Tous les CPAS n’ont pas fait ce choix d’inclure des psychologues dans leurs équipes, d’où la nécessité de collaboration avec d’autres structures extérieures. Ce peut être le cas avec un service tel que le WOPS, centre psychothérapeutique de nuit à Woluwé-Saint-Lambert, les équipes 107 de crise telle que celle organisée à l’hôpital Saint-Pierre/Brugmann ou les SSM comme celui de la commune de Saint-Gilles et ses prises en charges multiples à l’égard des enfants et des jeunes, des personnes en exil. S’adjoindre la collaboration de pair-aidants, ayant le même passé que les usager·e·s et ayant reçu une formation dans le cadre du projet PAT du Smes, permet de soutenir ces dernier.e.s et de changer les représentations au sein des équipes. Concernant les personnes plus éloignées des institutions, Médecins du Monde (MdM) propose un accueil bas seuil dit « ligne 0.5 » comme tremplin vers les CPAS, les SSM, les maisons médicales (MM) et les hôpitaux qui permet le raccrochage de ces publics aux structures de soins. Tous ces services sont venus présenter la valeur ajoutée qu’ils peuvent représenter dans la prise en charge des personnes aidées par les CPAS.
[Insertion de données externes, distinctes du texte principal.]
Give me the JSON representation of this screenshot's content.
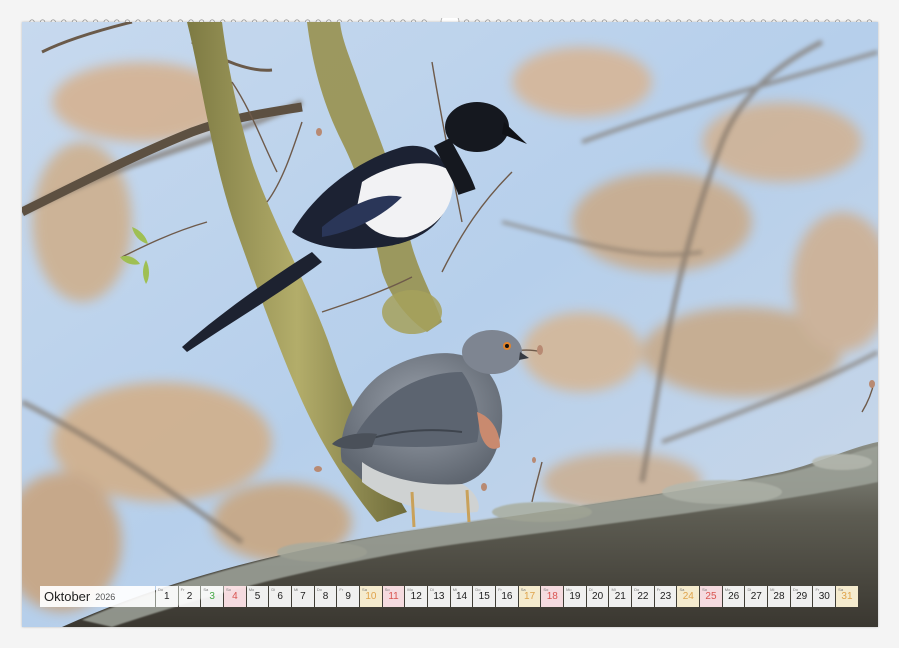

D’une manière générale, les freins pour accéder aux soins en santé mentale sont d’ordres individuels ou systémiques, comme le besoin d’un interprète, l’analphabétisme des personnes, la territorialité de certains services comme les CPAS ou les SSM, les démarches administratives demandées par certaines structures, mais aussi le manque de personnel médical (un·e psychiatre sur cinq manque dans les SSM). Le phénomène d’auto-exclusion joue également.

Des réflexions relatives à la prévention ou encore prônant la créativité pour gérer «  ce qui nous tombe dessus », par exemple en créant des espaces d’échanges pour sortir d’une approche industrielle et collectiviser les forces vives, ont également été évoquées lors de cette journée riche de réflexions et de mises en lumière d’initiatives pour veiller à la santé mentale des plus précarisé·e·s.